Tuesday, March 3, 2015 - 00:30

RCE vulnerability in Seagate's Business Storage NAS

There is a remote code execution vulnerability in Seagate's Business NAS systems. Which - aside from that - appears to be a true masterpiece of software engineering.

Quite frankly I haven't seen this shit since the end of the last millennium. It's hilarious if you don't own one of them and I don't. The device is powered by vastly outdated software. Apparently it hasn't seen a real update for ages. So far a rather normal issue. But that's just the lever for this exploit. It's not the source. The source is a cookie and as I already mentioned I haven't seen that kind of session authentication for quite some time now. At least in a product that's targeting the business sector.

The product doesn't appear to do any session handling on the device at all. Everything relevant is stored in a cookie on the client. While this cookie is encrypted it's encrypted with a key that's the very same on every device. So even if you don't know the key you can elevate your access rights to admin access by using an authenticated session cookie from a completely different machine. Or in other words.

If you're admin on one machine you're admin on all of them.

That said the session encryption can easily be broken and with that everyone can become admin independent of whether he has access to a system with admin privileges or not. You can decrypt the cookie, modify it, and encrypt it again. 
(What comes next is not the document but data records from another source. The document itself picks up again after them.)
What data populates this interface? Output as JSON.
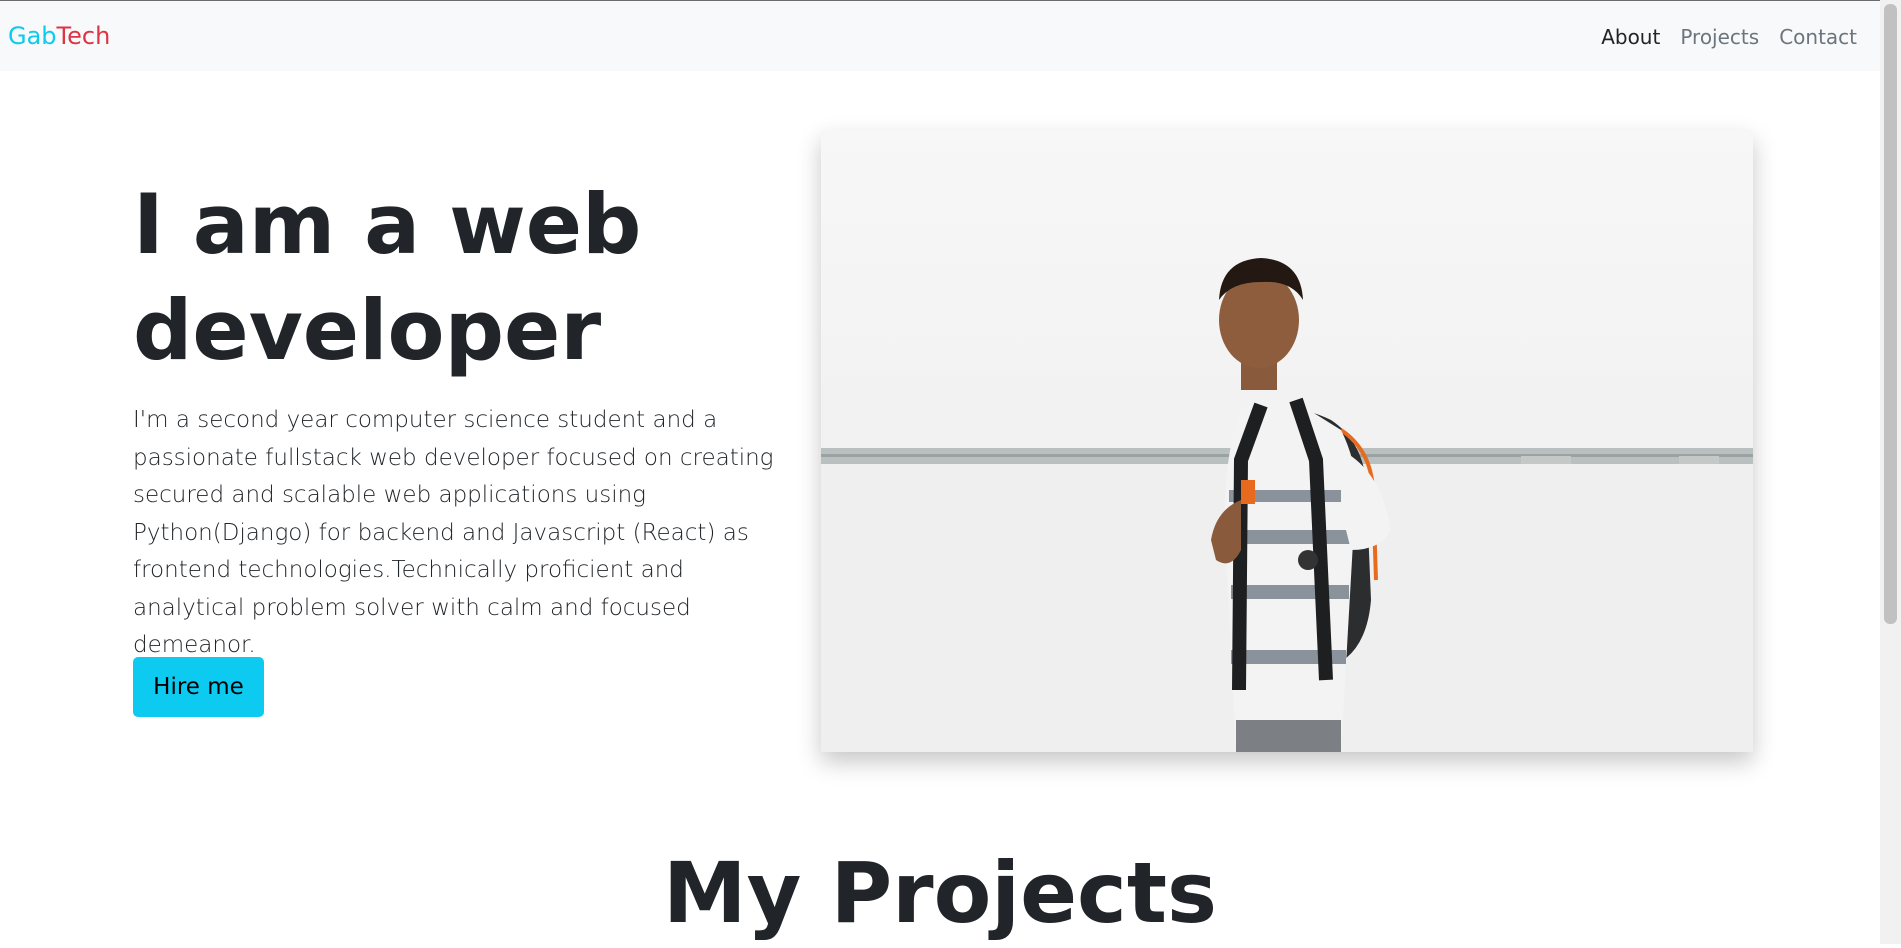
{
  "navbar": {
    "brand_part1": "Gab",
    "brand_part2": "Tech",
    "links": [
      "About",
      "Projects",
      "Contact"
    ],
    "active": "About"
  },
  "hero": {
    "title": "I am a web developer",
    "description": "I'm a second year computer science student and a passionate fullstack web developer focused on creating secured and scalable web applications using Python(Django) for backend and Javascript (React) as frontend technologies.Technically proficient and analytical problem solver with calm and focused demeanor.",
    "button_label": "Hire me",
    "image_icon": "portrait-photo"
  },
  "projects": {
    "title": "My Projects"
  },
  "colors": {
    "brand_primary": "#0dcaf0",
    "brand_secondary": "#dc3545",
    "navbar_bg": "#f8f9fa",
    "text_dark": "#212529",
    "nav_muted": "#6c757d"
  }
}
Such a security model was awkward 15 years ago. It's disturbing to see something like that in 2015. Whoever came up with that idea clearly has a problematic relationship with security in general and authentication in particular. While this can be secure it has absolutely no margin for errors. It's simply bad design to let the client dictate whether a user has or has not certain access privileges.

The cookie can also be used for code inclusion. Together with a couple of long fixed foobars on the deployed software you can gain root access and execute code in root's context. Game Over.

If you're interested in the details the entire process is explained over at Beyond Binary. A rather entertaining and not too complicated read.